Она посмотрела на меня насмешливыми глазами и ответила, что находит мой вопрос нескромным. Это было в Париже, в Булонском лесу, ранней осенью не помню которого года. Она ехала в автомобиле с каким-то седым человеком – я успел только заметить его загорелое лицо и глаза с беспокойным, как мне показалось, выражением, увидала меня, замахала мне рукой, и автомобиль остановился. Она вышла оттуда, сказала несколько слов своему спутнику, которые, по-видимому, ему очень не понравились, потом прибавила – я это явственно слышал: – Говорю вам, уезжайте, – и он уехал. Она подошла ко мне и взяла меня под руку, так, точно мы расстались с ней вчера. Я не видел ее несколько лет и даже не знал, что она в Париже. Она всегда обращалась со мной иначе, чем с другими, в ее голосе слышалась насмешливая нежность, почти искренняя. Может быть, это объяснялось тем, что она тоже не забыла Босфора, когда она относилась ко мне, как к мальчику, и в силу непонятной душевной инерции нечто похожее на это сохранилось у нее до конца.
Она рассказала мне, что живет в Париже уже много месяцев, что до этого была в других местах, – не говоря, где именно, – и что собиралась все эти годы выйти замуж.
– Все эти годы? сколько же лет? и за кого? – Три-четыре года, – сказала она уклончиво. – За кого? За человека, которого я люблю.
– В твоем возрасте это трогательно, – сказал я и посмотрел вниз; я увидел ее стройные ноги, с безошибочной быстротой и точностью ступающие по аллее – такой походкой ходят только очень здоровые люди. Я вспомнил – сквозь столько лет – всю линию ее тела и почувствовал, как кровь медленно приливала к моему лицу. Я не знаю, как она угадала или ощутила это, – она, впрочем, была необыкновенно чутка в таких вещах, эту область жизни она знала до конца, – и спросила, даже не давая себе труда объяснять что бы то ни было и зная, что я не могу ее не понять:
– Не забыл еще?
– Ты знаешь, – сказал я, не отвечая, – мне иногда кажется, что ты плохо кончишь. Тебе будет больше пятидесяти лет, и тебя найдут в комнате гостиницы голую и мертвую, а через несколько дней арестуют того субъекта в кепке, который тебя задушит, соблазнившись содержимым твоей сумки.
– Умру бабушкой, – сказала она, смеясь, – и ты еще придешь, я надеюсь, на мои похороны – таким, знаешь, чистеньким, покашливающим старичком с дрожащими коленками.

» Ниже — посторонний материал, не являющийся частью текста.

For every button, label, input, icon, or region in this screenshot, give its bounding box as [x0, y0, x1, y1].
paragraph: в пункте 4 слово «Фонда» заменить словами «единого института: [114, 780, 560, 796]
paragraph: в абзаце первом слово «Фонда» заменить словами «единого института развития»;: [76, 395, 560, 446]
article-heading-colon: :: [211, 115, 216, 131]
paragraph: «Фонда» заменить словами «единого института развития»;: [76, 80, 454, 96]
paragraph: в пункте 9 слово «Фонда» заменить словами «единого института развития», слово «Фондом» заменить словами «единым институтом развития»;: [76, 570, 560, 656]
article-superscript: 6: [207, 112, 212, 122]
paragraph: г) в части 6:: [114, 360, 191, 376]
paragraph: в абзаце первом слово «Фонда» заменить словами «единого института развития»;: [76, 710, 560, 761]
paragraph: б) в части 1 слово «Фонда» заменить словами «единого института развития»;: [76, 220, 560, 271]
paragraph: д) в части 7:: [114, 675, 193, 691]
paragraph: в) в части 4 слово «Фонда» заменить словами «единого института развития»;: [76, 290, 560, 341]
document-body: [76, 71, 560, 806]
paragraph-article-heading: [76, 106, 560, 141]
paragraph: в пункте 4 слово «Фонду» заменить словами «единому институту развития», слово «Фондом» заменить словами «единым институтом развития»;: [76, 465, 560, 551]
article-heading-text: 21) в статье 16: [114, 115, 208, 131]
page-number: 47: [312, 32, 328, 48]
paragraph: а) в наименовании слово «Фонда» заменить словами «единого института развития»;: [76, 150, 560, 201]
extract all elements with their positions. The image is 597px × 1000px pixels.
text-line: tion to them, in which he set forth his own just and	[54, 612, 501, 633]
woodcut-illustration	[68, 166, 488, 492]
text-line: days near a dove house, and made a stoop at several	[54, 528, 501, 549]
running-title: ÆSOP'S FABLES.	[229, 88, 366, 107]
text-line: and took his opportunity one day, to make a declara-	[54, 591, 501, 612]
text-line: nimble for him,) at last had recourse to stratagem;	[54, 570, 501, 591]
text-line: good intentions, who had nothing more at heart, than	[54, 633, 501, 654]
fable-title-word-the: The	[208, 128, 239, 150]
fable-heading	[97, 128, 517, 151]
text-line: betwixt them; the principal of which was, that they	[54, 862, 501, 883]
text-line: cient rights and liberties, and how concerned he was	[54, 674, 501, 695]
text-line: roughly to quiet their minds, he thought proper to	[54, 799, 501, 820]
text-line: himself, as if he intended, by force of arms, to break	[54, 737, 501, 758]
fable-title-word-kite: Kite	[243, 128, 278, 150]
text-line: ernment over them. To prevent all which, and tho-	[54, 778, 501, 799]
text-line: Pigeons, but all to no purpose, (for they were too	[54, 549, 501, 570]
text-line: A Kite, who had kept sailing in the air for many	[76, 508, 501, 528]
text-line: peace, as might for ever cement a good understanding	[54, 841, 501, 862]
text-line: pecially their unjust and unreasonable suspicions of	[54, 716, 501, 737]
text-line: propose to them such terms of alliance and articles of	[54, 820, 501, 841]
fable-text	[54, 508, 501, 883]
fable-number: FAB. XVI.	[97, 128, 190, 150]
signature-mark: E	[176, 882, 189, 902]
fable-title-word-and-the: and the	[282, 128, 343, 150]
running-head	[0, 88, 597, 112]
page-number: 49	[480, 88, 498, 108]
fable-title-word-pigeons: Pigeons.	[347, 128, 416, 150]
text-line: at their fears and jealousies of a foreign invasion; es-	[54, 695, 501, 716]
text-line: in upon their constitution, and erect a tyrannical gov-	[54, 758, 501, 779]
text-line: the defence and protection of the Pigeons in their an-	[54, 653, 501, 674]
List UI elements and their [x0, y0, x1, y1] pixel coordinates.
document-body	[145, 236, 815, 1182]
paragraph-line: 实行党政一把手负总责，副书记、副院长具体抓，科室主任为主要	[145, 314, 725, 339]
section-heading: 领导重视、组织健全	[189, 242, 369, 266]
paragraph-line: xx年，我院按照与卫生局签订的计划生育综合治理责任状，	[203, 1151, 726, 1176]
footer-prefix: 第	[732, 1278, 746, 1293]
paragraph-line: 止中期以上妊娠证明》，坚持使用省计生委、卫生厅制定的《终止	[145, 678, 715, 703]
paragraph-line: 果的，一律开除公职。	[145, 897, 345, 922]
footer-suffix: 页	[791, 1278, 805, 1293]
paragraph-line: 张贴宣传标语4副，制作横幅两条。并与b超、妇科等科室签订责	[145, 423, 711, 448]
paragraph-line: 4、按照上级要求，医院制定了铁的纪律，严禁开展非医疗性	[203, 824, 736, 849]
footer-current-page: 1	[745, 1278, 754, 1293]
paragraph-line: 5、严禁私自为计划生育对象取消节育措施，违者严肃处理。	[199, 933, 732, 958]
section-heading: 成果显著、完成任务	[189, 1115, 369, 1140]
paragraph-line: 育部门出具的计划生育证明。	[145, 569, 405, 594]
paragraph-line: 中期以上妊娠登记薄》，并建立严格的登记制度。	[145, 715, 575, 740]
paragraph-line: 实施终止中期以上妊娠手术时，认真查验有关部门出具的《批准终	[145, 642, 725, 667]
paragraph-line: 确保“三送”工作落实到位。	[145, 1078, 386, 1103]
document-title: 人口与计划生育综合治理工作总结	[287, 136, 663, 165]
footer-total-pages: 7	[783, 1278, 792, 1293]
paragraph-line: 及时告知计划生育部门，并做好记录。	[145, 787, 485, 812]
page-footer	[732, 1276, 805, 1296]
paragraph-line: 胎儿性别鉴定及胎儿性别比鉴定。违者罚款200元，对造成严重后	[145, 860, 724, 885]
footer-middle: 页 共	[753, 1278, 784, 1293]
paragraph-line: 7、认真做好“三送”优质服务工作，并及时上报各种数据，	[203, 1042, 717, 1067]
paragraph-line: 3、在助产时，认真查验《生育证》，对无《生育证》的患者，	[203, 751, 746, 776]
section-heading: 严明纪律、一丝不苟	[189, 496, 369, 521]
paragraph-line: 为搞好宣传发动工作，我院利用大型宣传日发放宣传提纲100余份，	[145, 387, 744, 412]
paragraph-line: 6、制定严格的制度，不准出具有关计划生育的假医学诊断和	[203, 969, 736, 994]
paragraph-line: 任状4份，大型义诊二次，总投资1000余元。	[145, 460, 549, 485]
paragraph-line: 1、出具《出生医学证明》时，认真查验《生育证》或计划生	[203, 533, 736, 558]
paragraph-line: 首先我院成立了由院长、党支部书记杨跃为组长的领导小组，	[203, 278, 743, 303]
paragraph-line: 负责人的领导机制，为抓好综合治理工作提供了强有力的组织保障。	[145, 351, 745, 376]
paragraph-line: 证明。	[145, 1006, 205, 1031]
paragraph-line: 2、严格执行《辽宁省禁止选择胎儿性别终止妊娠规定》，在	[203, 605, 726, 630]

Разговаривая с ней тогда, я не мог не заметить в ней некоторых изменений; раньше она была, я бы сказал, менее развита и менее словоохотлива, чем теперь, и судя по тому, что она произнесла несколько слов о живописи, о какой-то модной книге и о концерте, на котором была недавно, и по тому, что в своих суждениях она не сделала ни одной резкой ошибки, я понял, что за эти годы она была близко знакома с довольно разными и сравнительно культурными людьми. Я заметил не только это: под левым ее глазом виднелся беловатый шрам, которого раньше не было. Он не был похож на обыкновенный след от разреза, это было нечто вроде тупой и сравнительно широкой полоски кожи, как будто сорванной с лица. И расставшись с Наташей, – она усиленно приглашала меня прийти к ней как-нибудь на днях, – я все видел перед собой этот шрам, Я глубоко задумался, возвращаясь один пешком из Булонского леса; в светлом и прозрачном воздухе этого солнечного осеннего дня я несколько раз едва не натыкался на прохожих. Я силился и не мог вспомнить, где я уже слышал или читал что-то трагическое, что было непонятным образом связано с впечатлением от этого шрама. Но моя память мне на этот раз изменила – и я не мог этого найти.